I’m working with Whisper for speech recognition and need to get raw transcripts that include filler words like “um”, “uh”, “hmm”, etc. I found out that setting normalization to false should help with this.
The issue is that my current setup only processes the first 30 seconds of audio. I need to handle longer audio files while keeping the normalization disabled.
Here’s what I have working for short clips:
from transformers import WhisperProcessor, WhisperForConditionalGeneration
import librosa
audio_data, _ = librosa.load("test_file.mp3", sr=16000, mono=True)
whisper_processor = WhisperProcessor.from_pretrained("openai/whisper-large")
whisper_model = WhisperForConditionalGeneration.from_pretrained("openai/whisper-large")
whisper_model.config.forced_decoder_ids = whisper_processor.get_decoder_prompt_ids(language="en", task="transcribe")
audio_features = whisper_processor(audio_data, return_tensors="pt", sampling_rate=16000).input_features
generated_ids = whisper_model.generate(audio_features)
result = whisper_processor.batch_decode(generated_ids, skip_special_tokens=True, normalize=False)
print(result)
This works great for short audio but cuts off at 30 seconds. I know that using pipeline with chunking can handle longer files, but I can’t figure out how to disable normalization when using that approach.
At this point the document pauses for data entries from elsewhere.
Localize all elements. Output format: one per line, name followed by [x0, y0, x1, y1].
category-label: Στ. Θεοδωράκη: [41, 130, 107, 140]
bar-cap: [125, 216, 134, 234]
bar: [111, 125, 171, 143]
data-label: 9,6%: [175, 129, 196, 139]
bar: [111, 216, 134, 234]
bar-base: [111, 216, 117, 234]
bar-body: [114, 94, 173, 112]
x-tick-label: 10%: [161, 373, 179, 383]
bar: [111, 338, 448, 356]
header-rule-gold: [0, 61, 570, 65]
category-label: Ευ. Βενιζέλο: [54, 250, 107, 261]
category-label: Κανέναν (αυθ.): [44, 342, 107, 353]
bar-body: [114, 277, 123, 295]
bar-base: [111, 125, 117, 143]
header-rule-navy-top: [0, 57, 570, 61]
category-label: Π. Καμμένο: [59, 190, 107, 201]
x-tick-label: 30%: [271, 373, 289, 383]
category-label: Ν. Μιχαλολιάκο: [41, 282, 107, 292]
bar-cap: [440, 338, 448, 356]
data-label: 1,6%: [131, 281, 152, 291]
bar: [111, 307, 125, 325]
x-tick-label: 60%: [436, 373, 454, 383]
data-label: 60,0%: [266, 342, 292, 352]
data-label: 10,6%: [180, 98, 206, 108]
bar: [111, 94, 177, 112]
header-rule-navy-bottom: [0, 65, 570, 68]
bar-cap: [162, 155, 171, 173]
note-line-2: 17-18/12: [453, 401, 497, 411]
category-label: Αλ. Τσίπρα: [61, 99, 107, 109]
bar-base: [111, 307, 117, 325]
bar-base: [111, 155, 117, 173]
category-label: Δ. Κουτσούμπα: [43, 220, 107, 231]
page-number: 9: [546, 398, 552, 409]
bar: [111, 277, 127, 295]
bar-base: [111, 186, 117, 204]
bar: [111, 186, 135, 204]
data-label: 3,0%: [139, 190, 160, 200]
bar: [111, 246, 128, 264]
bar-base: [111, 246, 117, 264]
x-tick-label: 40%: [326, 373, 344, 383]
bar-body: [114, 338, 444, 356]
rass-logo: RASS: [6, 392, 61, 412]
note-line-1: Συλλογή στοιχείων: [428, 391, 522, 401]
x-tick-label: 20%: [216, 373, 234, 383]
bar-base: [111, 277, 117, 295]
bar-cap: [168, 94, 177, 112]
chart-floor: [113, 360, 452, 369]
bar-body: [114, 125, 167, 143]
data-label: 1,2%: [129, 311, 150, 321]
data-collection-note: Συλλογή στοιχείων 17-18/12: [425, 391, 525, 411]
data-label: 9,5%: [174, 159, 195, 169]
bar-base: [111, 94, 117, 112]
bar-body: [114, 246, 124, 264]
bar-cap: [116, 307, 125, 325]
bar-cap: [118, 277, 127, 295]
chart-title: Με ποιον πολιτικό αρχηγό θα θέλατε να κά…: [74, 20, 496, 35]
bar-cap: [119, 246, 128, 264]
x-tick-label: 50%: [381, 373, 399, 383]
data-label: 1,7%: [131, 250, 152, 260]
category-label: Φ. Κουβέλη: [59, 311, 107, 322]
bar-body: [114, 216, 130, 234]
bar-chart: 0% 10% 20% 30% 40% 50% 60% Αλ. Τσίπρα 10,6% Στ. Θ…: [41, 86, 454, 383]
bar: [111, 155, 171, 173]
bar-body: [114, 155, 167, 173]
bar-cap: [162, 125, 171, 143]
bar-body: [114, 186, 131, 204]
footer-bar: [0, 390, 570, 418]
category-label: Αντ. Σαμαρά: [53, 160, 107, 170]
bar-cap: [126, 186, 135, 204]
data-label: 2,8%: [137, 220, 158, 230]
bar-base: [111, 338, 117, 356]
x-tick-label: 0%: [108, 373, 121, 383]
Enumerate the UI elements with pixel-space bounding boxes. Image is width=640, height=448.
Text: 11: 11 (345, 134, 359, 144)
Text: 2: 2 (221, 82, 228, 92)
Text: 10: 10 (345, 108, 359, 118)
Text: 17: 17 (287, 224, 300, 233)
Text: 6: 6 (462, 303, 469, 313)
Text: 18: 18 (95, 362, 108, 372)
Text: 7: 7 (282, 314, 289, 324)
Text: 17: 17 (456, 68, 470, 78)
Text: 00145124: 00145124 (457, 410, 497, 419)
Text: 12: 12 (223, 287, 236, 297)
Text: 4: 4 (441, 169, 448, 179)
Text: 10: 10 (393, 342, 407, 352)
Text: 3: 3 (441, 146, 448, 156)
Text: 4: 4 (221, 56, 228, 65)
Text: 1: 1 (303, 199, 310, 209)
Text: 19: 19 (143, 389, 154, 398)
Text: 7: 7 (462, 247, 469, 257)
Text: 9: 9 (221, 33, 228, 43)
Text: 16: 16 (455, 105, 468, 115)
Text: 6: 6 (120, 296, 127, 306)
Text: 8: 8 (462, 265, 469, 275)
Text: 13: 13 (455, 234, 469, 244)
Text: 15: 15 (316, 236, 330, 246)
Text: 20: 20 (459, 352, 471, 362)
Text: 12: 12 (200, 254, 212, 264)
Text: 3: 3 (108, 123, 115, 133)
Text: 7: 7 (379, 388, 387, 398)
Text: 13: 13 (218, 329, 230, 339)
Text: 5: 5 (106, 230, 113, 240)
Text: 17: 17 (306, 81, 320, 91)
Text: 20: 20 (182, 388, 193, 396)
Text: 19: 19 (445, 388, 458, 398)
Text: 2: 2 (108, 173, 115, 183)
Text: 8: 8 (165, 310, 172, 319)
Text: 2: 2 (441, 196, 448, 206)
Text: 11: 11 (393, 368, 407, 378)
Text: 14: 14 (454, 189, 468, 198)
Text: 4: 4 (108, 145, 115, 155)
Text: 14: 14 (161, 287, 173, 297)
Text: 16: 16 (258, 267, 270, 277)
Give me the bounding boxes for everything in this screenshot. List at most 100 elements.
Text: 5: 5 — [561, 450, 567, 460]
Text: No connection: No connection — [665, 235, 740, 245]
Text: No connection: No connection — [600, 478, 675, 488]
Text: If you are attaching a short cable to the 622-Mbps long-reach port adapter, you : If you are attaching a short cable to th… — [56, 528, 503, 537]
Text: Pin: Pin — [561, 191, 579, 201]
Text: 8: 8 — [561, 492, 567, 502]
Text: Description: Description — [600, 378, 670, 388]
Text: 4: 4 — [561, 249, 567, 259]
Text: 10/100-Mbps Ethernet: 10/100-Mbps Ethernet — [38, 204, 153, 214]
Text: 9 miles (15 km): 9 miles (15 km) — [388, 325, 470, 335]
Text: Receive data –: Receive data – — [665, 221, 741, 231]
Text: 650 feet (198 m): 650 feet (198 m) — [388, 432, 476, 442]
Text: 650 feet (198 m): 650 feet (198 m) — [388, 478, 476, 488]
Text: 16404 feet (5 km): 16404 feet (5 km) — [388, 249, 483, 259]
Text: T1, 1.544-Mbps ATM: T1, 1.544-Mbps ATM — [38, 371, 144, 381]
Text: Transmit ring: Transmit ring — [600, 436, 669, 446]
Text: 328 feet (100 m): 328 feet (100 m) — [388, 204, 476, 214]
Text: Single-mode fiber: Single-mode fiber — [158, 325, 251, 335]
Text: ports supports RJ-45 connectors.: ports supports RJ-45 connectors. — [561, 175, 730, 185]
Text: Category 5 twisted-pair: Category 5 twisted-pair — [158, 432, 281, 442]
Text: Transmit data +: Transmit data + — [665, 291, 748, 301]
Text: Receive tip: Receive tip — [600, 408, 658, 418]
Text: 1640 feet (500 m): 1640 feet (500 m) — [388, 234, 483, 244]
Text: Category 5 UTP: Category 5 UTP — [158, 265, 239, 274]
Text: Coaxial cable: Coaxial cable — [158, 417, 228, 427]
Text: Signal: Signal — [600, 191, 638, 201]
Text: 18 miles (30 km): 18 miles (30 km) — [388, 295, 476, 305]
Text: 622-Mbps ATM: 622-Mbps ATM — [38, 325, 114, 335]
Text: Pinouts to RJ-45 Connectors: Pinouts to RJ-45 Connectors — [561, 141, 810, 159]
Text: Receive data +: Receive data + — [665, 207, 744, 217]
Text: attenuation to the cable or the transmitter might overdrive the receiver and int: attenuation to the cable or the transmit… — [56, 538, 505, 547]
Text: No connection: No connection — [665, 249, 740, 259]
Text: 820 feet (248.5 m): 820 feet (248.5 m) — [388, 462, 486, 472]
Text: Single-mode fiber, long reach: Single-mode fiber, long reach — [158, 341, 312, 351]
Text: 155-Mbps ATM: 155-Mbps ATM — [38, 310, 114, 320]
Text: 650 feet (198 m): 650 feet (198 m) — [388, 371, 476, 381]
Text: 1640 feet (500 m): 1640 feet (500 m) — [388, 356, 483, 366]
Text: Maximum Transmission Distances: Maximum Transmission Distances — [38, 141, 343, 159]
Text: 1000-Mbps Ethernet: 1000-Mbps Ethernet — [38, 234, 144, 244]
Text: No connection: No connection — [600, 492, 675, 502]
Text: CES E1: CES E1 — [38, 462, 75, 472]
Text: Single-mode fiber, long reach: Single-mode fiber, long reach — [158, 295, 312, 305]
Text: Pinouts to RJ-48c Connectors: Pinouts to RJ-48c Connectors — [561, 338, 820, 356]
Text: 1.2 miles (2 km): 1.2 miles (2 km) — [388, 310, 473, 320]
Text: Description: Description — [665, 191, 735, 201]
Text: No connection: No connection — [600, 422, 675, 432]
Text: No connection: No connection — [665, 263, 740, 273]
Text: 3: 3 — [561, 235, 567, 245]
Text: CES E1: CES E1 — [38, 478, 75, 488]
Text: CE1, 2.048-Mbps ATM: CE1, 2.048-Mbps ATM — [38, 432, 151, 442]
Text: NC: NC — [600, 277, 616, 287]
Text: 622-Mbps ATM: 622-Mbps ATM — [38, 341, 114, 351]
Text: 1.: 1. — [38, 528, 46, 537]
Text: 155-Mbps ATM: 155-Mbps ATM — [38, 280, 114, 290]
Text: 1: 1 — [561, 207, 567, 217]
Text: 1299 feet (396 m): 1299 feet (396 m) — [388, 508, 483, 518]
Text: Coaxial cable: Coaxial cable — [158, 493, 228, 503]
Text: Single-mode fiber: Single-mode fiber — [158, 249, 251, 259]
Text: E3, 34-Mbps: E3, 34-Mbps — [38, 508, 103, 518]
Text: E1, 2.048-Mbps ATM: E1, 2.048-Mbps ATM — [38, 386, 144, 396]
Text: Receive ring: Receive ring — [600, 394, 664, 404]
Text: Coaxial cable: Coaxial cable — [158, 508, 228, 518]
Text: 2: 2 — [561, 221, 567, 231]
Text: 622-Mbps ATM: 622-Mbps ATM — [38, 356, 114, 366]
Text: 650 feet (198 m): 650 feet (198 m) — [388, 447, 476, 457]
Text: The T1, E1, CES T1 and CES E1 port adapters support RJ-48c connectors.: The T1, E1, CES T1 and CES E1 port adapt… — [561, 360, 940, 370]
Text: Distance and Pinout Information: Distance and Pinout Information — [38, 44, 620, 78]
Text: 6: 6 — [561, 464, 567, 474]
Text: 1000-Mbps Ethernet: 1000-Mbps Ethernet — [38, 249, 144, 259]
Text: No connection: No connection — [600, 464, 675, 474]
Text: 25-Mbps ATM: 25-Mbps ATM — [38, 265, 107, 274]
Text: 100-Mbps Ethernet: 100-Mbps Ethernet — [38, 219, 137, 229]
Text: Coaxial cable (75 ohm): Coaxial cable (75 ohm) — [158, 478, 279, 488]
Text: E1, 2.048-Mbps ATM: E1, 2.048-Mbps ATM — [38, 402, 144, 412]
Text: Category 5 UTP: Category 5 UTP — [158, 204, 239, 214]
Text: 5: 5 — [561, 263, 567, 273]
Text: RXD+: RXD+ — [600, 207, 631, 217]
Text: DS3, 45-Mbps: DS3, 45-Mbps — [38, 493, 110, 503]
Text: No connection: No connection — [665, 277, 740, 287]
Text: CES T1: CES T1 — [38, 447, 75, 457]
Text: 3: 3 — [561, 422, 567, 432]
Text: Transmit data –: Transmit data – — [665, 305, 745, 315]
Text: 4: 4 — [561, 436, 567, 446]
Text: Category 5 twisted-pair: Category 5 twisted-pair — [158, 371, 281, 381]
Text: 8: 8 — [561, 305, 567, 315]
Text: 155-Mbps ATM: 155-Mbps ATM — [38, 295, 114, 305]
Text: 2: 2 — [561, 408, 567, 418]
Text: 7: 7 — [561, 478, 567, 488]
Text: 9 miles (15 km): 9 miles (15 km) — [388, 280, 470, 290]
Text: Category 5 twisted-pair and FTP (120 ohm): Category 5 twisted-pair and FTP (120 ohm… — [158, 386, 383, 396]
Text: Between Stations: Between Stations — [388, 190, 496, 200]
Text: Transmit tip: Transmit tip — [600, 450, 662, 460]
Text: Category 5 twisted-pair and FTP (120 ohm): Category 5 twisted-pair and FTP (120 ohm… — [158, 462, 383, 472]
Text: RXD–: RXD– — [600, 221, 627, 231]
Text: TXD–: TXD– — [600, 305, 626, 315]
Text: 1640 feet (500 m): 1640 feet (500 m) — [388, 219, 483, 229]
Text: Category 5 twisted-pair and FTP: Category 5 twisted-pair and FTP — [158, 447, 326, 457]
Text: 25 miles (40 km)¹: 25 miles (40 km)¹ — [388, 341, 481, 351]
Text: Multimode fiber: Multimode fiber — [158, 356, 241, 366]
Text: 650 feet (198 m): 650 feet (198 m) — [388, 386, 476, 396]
I also tried the pipeline method like this:
import torch
from transformers import pipeline
device_type = "cuda:0" if torch.cuda.is_available() else "cpu"
asr_pipeline = pipeline(
"automatic-speech-recognition",
model="openai/whisper-base",
chunk_length_s=30,
device=device_type,
)
my_audio = {"array": audio_data, "sampling_rate": 16000}
output = asr_pipeline(my_audio)["text"]
But I don’t see where to set the normalize parameter to False in this setup. Any ideas on how to combine chunking for long audio with disabled normalization?